Joseph V. Lombardi, MD, reported long-term outcomes favoring the continued safety and effectiveness of a composite device (proximal covered stent graft plus distal bare stent) deployed for the endovascular repair of acute, type B aortic dissection (TBAD) complicated by aortic rupture and/or malperfusion.
“STABLE II results place freedom from all-cause mortality at 80.3% at one year, and 68.9% at five years [with the use of the Zenith Dissection Endovascular System]. Further, there were two procedure-related deaths, and the freedom from dissection-related mortality remained 97.1% at one year through five years,” he told VAM 2021 delegates in San Diego via Zoom on Thursday (Aug. 19).
The Zenith Endovascular System includes a proximal covered stent graft to cover the primary entry tear plus a distal bare metal stent, built on a nitinol Z-stent platform, for true lumen support. The bare metal component provides expansible support along the length of the dissected aorta without blocking critical branch vessels to provide a scaffolding to aid adjunctive interventions and facilitate favorable aortic remodeling of the entire dissected aorta.
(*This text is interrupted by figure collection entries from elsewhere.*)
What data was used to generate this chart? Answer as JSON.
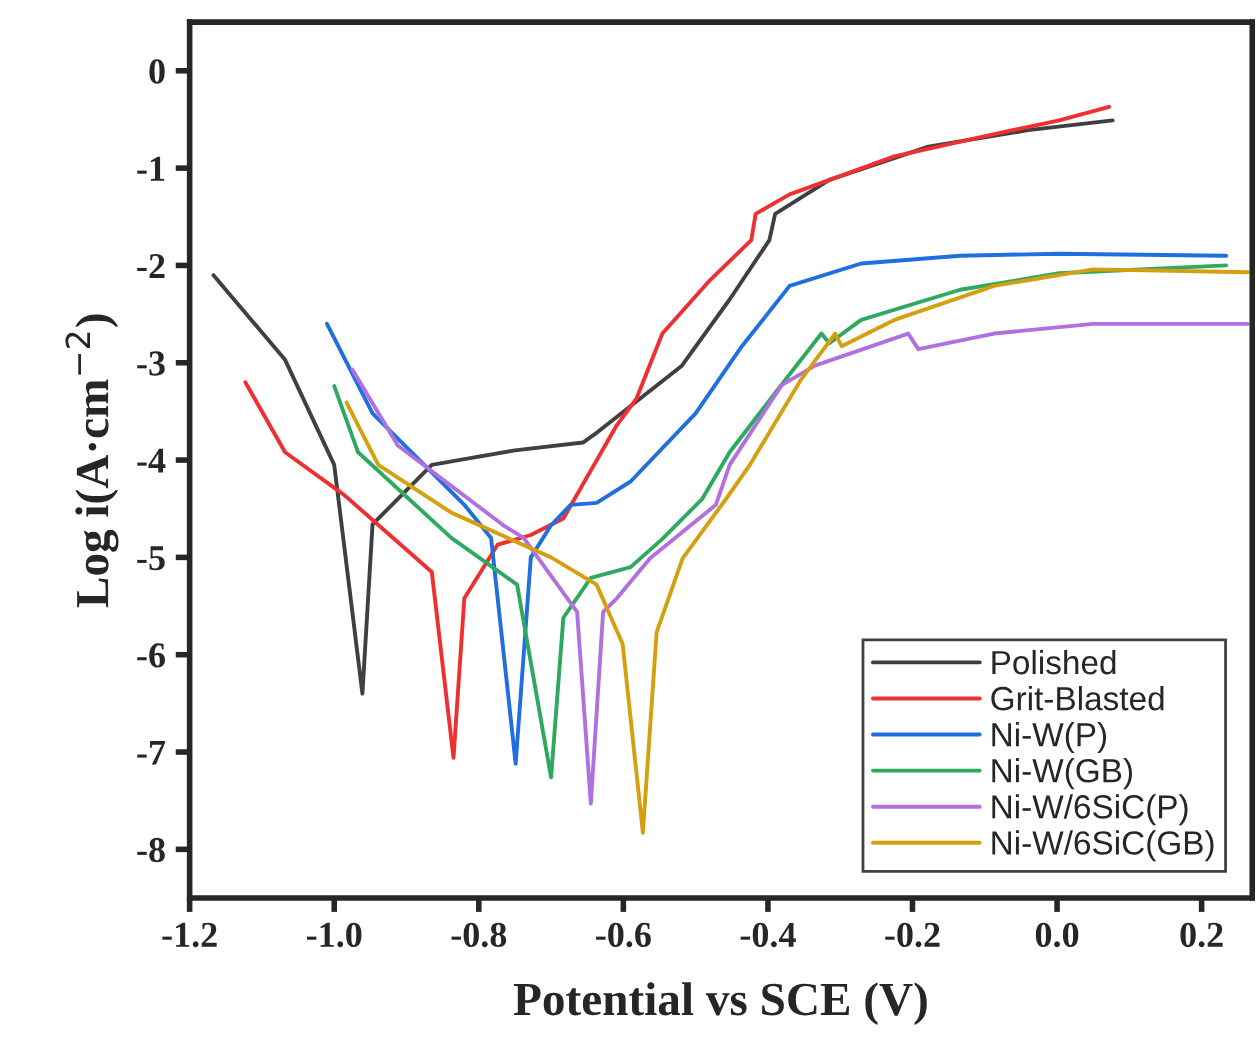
{
  "chart_data": {
    "type": "line",
    "xlabel": "Potential vs SCE (V)",
    "ylabel": "Log i(A·cm$^{−2}$)",
    "xlim": [
      -1.2,
      0.27
    ],
    "xticks": [
      -1.2,
      {
        "value": -1,
        "label": "-1.0"
      },
      -0.8,
      -0.6,
      -0.4,
      -0.2,
      {
        "value": 0,
        "label": "0.0"
      },
      0.2
    ],
    "ylim": [
      -8.5,
      0.5
    ],
    "yticks": [
      -8,
      -7,
      -6,
      -5,
      -4,
      -3,
      -2,
      -1,
      0
    ],
    "legend": "bottom right",
    "marker": "none",
    "line_style": "solid",
    "grid": false,
    "series": [
      {
        "name": "Polished",
        "color": "#404040",
        "x": [
          -1.167,
          -1.068,
          -1.0,
          -0.961,
          -0.947,
          -0.865,
          -0.82,
          -0.75,
          -0.656,
          -0.637,
          -0.519,
          -0.453,
          -0.398,
          -0.39,
          -0.315,
          -0.178,
          -0.04,
          0.077
        ],
        "values": [
          -2.1,
          -2.97,
          -4.05,
          -6.4,
          -4.66,
          -4.05,
          -3.99,
          -3.9,
          -3.82,
          -3.72,
          -3.03,
          -2.35,
          -1.74,
          -1.47,
          -1.12,
          -0.78,
          -0.61,
          -0.51
        ]
      },
      {
        "name": "Grit-Blasted",
        "color": "#f03030",
        "x": [
          -1.123,
          -1.068,
          -0.986,
          -0.865,
          -0.835,
          -0.82,
          -0.774,
          -0.728,
          -0.683,
          -0.609,
          -0.582,
          -0.546,
          -0.48,
          -0.423,
          -0.417,
          -0.37,
          -0.225,
          -0.087,
          0.003,
          0.072
        ],
        "values": [
          -3.2,
          -3.92,
          -4.36,
          -5.15,
          -7.06,
          -5.42,
          -4.87,
          -4.77,
          -4.6,
          -3.64,
          -3.37,
          -2.7,
          -2.15,
          -1.74,
          -1.47,
          -1.27,
          -0.88,
          -0.65,
          -0.51,
          -0.37
        ]
      },
      {
        "name": "Ni-W(P)",
        "color": "#1f6fe0",
        "x": [
          -1.01,
          -0.947,
          -0.82,
          -0.783,
          -0.749,
          -0.728,
          -0.7,
          -0.673,
          -0.637,
          -0.59,
          -0.5,
          -0.436,
          -0.37,
          -0.271,
          -0.134,
          0.003,
          0.234
        ],
        "values": [
          -2.6,
          -3.52,
          -4.46,
          -4.8,
          -7.12,
          -5.0,
          -4.67,
          -4.46,
          -4.44,
          -4.22,
          -3.52,
          -2.83,
          -2.21,
          -1.98,
          -1.9,
          -1.88,
          -1.9
        ]
      },
      {
        "name": "Ni-W(GB)",
        "color": "#2eaa60",
        "x": [
          -1.0,
          -0.967,
          -0.838,
          -0.747,
          -0.7,
          -0.683,
          -0.645,
          -0.59,
          -0.546,
          -0.491,
          -0.453,
          -0.39,
          -0.326,
          -0.315,
          -0.271,
          -0.134,
          0.003,
          0.234
        ],
        "values": [
          -3.24,
          -3.92,
          -4.8,
          -5.28,
          -7.26,
          -5.62,
          -5.21,
          -5.1,
          -4.81,
          -4.4,
          -3.92,
          -3.31,
          -2.7,
          -2.8,
          -2.56,
          -2.25,
          -2.08,
          -2.0
        ]
      },
      {
        "name": "Ni-W/6SiC(P)",
        "color": "#b070e0",
        "x": [
          -0.975,
          -0.912,
          -0.766,
          -0.738,
          -0.664,
          -0.645,
          -0.628,
          -0.609,
          -0.563,
          -0.472,
          -0.453,
          -0.381,
          -0.335,
          -0.206,
          -0.192,
          -0.087,
          0.05,
          0.264
        ],
        "values": [
          -3.07,
          -3.85,
          -4.67,
          -4.8,
          -5.56,
          -7.53,
          -5.56,
          -5.42,
          -5.01,
          -4.46,
          -4.05,
          -3.23,
          -3.03,
          -2.7,
          -2.86,
          -2.7,
          -2.6,
          -2.6
        ]
      },
      {
        "name": "Ni-W/6SiC(GB)",
        "color": "#d4a010",
        "x": [
          -0.983,
          -0.939,
          -0.838,
          -0.7,
          -0.637,
          -0.601,
          -0.573,
          -0.554,
          -0.518,
          -0.458,
          -0.425,
          -0.354,
          -0.307,
          -0.298,
          -0.225,
          -0.087,
          0.05,
          0.264
        ],
        "values": [
          -3.41,
          -4.05,
          -4.54,
          -5.0,
          -5.28,
          -5.89,
          -7.83,
          -5.77,
          -5.01,
          -4.4,
          -4.05,
          -3.17,
          -2.7,
          -2.83,
          -2.56,
          -2.21,
          -2.04,
          -2.07
        ]
      }
    ]
  }
}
Outlining the adverse events seen in the study, Lombardi commented that notable adverse events at one year were one instance of aortic rupture, one instance of conversion to open repair and two instances of stroke–there were no instances of paraplegia or paraparesis. “Freedom from secondary intervention was 88.2% in one year, and 70.7% at five years and secondary interventions were used to treat a number of presentations, including distal aortic growth. Aortic growth distal to the stent graft suggests the need for continuous monitoring,” he added.
STABLE II is a prospective, single-arm, multicenter study that enrolled 73 patients between August 2012 and January 2015 at institutions in the United States and Japan. The mean age of patients was 60.7 years with nearly 66% being male with acute TBAD complicated by malperfusion (78.1%), rupture (27.4%). Patients were treated with either a composite device (proximal covered stent-graft + distal bare stent, 79.5%) or the proximal stent-graft alone (no distal bare stent, 20.5%). Dissections were more extensive in patients receiving the composite device (408.9 ± 121.3mm long, with 47.4% of dissections extending into the iliac arteries) compared with those who did not receive the distal bare stent (315.9 ± 100.1 mm long, with 6.7% of dissections extending into the iliac arteries). Five-year follow-up was available for 86.1% of eligible patients.
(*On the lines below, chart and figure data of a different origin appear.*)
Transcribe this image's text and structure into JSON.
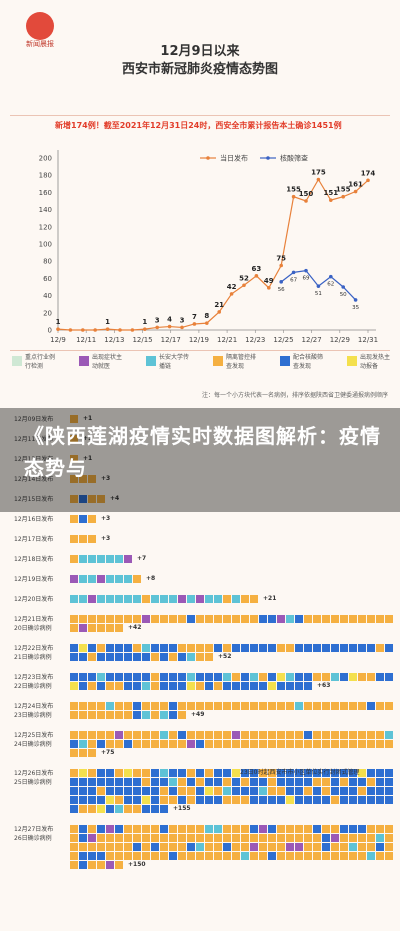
{
  "logo": {
    "text": "新闻晨报"
  },
  "title": {
    "line1": "12月9日以来",
    "line2": "西安市新冠肺炎疫情态势图"
  },
  "banner": "新增174例！截至2021年12月31日24时，西安全市累计报告本土确诊1451例",
  "headline": "《陕西莲湖疫情实时数据图解析：疫情态势与",
  "chart_data": {
    "type": "line",
    "title": "",
    "xlabel": "",
    "ylabel": "",
    "ylim": [
      0,
      200
    ],
    "yticks": [
      0,
      20,
      40,
      60,
      80,
      100,
      120,
      140,
      160,
      180,
      200
    ],
    "x_tick_labels": [
      "12/9",
      "12/11",
      "12/13",
      "12/15",
      "12/17",
      "12/19",
      "12/21",
      "12/23",
      "12/25",
      "12/27",
      "12/29",
      "12/31"
    ],
    "x_start_label": "12/9",
    "legend": "top",
    "grid": false,
    "series": [
      {
        "name": "当日发布",
        "color": "#e8813a",
        "points": [
          [
            0,
            1
          ],
          [
            1,
            0
          ],
          [
            2,
            0
          ],
          [
            3,
            0
          ],
          [
            4,
            1
          ],
          [
            5,
            0
          ],
          [
            6,
            0
          ],
          [
            7,
            1
          ],
          [
            8,
            3
          ],
          [
            9,
            4
          ],
          [
            10,
            3
          ],
          [
            11,
            7
          ],
          [
            12,
            8
          ],
          [
            13,
            21
          ],
          [
            14,
            42
          ],
          [
            15,
            52
          ],
          [
            16,
            63
          ],
          [
            17,
            49
          ],
          [
            18,
            75
          ],
          [
            19,
            155
          ],
          [
            20,
            150
          ],
          [
            21,
            175
          ],
          [
            22,
            151
          ],
          [
            23,
            155
          ],
          [
            24,
            161
          ],
          [
            25,
            174
          ]
        ],
        "labels": [
          [
            0,
            1
          ],
          [
            4,
            1
          ],
          [
            7,
            1
          ],
          [
            8,
            3
          ],
          [
            9,
            4
          ],
          [
            10,
            3
          ],
          [
            11,
            7
          ],
          [
            12,
            8
          ],
          [
            13,
            21
          ],
          [
            14,
            42
          ],
          [
            15,
            52
          ],
          [
            16,
            63
          ],
          [
            17,
            49
          ],
          [
            18,
            75
          ],
          [
            19,
            155
          ],
          [
            20,
            150
          ],
          [
            21,
            175
          ],
          [
            22,
            151
          ],
          [
            23,
            155
          ],
          [
            24,
            161
          ],
          [
            25,
            174
          ]
        ]
      },
      {
        "name": "核酸筛查",
        "color": "#3a62c4",
        "points": [
          [
            18,
            56
          ],
          [
            19,
            67
          ],
          [
            20,
            69
          ],
          [
            21,
            51
          ],
          [
            22,
            62
          ],
          [
            23,
            50
          ],
          [
            24,
            35
          ]
        ],
        "labels": [
          [
            18,
            56
          ],
          [
            19,
            67
          ],
          [
            20,
            69
          ],
          [
            21,
            51
          ],
          [
            22,
            62
          ],
          [
            23,
            50
          ],
          [
            24,
            35
          ]
        ]
      }
    ]
  },
  "legend_categories": [
    {
      "label": "重点行业例行检测",
      "color": "#cfe8d4"
    },
    {
      "label": "出现症状主动就医",
      "color": "#9b59b6"
    },
    {
      "label": "长安大学传播链",
      "color": "#5ec3d6"
    },
    {
      "label": "隔离管控排查发现",
      "color": "#f5b041"
    },
    {
      "label": "配合核酸筛查发现",
      "color": "#2e6fd1"
    },
    {
      "label": "出现发热主动报备",
      "color": "#f4e04d"
    }
  ],
  "note": "注：每一个小方块代表一名病例，排序依据陕西省卫健委通报病例顺序",
  "daily_rows": [
    {
      "label": "12月09日发布",
      "sub": "",
      "plus": "+1",
      "n": 1,
      "mix": "o"
    },
    {
      "label": "12月11日发布",
      "sub": "",
      "plus": "+1",
      "n": 1,
      "mix": "o"
    },
    {
      "label": "12月13日发布",
      "sub": "",
      "plus": "+1",
      "n": 1,
      "mix": "o"
    },
    {
      "label": "12月14日发布",
      "sub": "",
      "plus": "+3",
      "n": 3,
      "mix": "o"
    },
    {
      "label": "12月15日发布",
      "sub": "",
      "plus": "+4",
      "n": 4,
      "mix": "o"
    },
    {
      "label": "12月16日发布",
      "sub": "",
      "plus": "+3",
      "n": 3,
      "mix": "o"
    },
    {
      "label": "12月17日发布",
      "sub": "",
      "plus": "+3",
      "n": 3,
      "mix": "o"
    },
    {
      "label": "12月18日发布",
      "sub": "",
      "plus": "+7",
      "n": 7,
      "mix": "c"
    },
    {
      "label": "12月19日发布",
      "sub": "",
      "plus": "+8",
      "n": 8,
      "mix": "c"
    },
    {
      "label": "12月20日发布",
      "sub": "",
      "plus": "+21",
      "n": 21,
      "mix": "c"
    },
    {
      "label": "12月21日发布",
      "sub": "20日确诊病例",
      "plus": "+42",
      "n": 42,
      "mix": "o"
    },
    {
      "label": "12月22日发布",
      "sub": "21日确诊病例",
      "plus": "+52",
      "n": 52,
      "mix": "b"
    },
    {
      "label": "12月23日发布",
      "sub": "22日确诊病例",
      "plus": "+63",
      "n": 63,
      "mix": "b"
    },
    {
      "label": "12月24日发布",
      "sub": "23日确诊病例",
      "plus": "+49",
      "n": 49,
      "mix": "o"
    },
    {
      "label": "12月25日发布",
      "sub": "24日确诊病例",
      "plus": "+75",
      "n": 75,
      "mix": "o"
    },
    {
      "label": "12月26日发布",
      "sub": "25日确诊病例",
      "plus": "+155",
      "n": 155,
      "mix": "b"
    },
    {
      "label": "12月27日发布",
      "sub": "26日确诊病例",
      "plus": "+150",
      "n": 150,
      "mix": "o"
    }
  ],
  "footnote": "23日0时起西安市市小区单位实行封闭式管理"
}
False lumen thrombosis and the composite device
The researchers also reported that proximal dissection events were reported in seven patients, including four patients with retrograde progression of dissection and three patients with a new tear/type A dissection. Importantly, Lombardi called out the progressive false lumen thrombosis seen within the stent graft region and the dissected stent region. “Complete false lumen thrombosis rate increased (75% of patients at five-year vs. 51.4% post-procedure), with a higher complete thrombosis rate at five years in patients who received the composite device (81%) compared with the rate in patients who did not receive the distal bare stent (57.1%).
“There were no incidences of device fracture or infolding reported and these five-year data suggest a positive influence of composite device use on false lumen thrombosis,” he summarized.
Bare metal stent necessities
To a question posed on how the decision was made to deploy or not deploy the bare metal stent, Lombardi clarified: “We left that up to our investigators to determine the need for additional stenting using the bare metal stent. A lot of the dissections were very focal on the thoracic aorta and some thought that an additional dissection stent was not needed to support normal aorta distally. So, this was a primary reason why dissection stents weren’t deployed, but the fact that we didn’t have dissection stents in a small cohort of patients gave us a nice control group to look at afterwards.
When pressed on recommendations regarding when to use the dissection stent and tips on how far to place it, especially when the dissection was particularly distal, Lombardi explained: “The data is very supportive of the distal aortic remodeling using the dissection stent. And oftentimes, as you saw on the data, secondary interventions are not infrequent, and we’ll have to go back and reintervene for distal aortic growth to remedy ongoing expansion. The use of the dissection stent in that situation for me and for a lot of our colleagues has been very, very helpful in mitigating a continued false lumen flow. So, I am a believer in using it in all settings, as long as I’m putting it across dissected aorta.”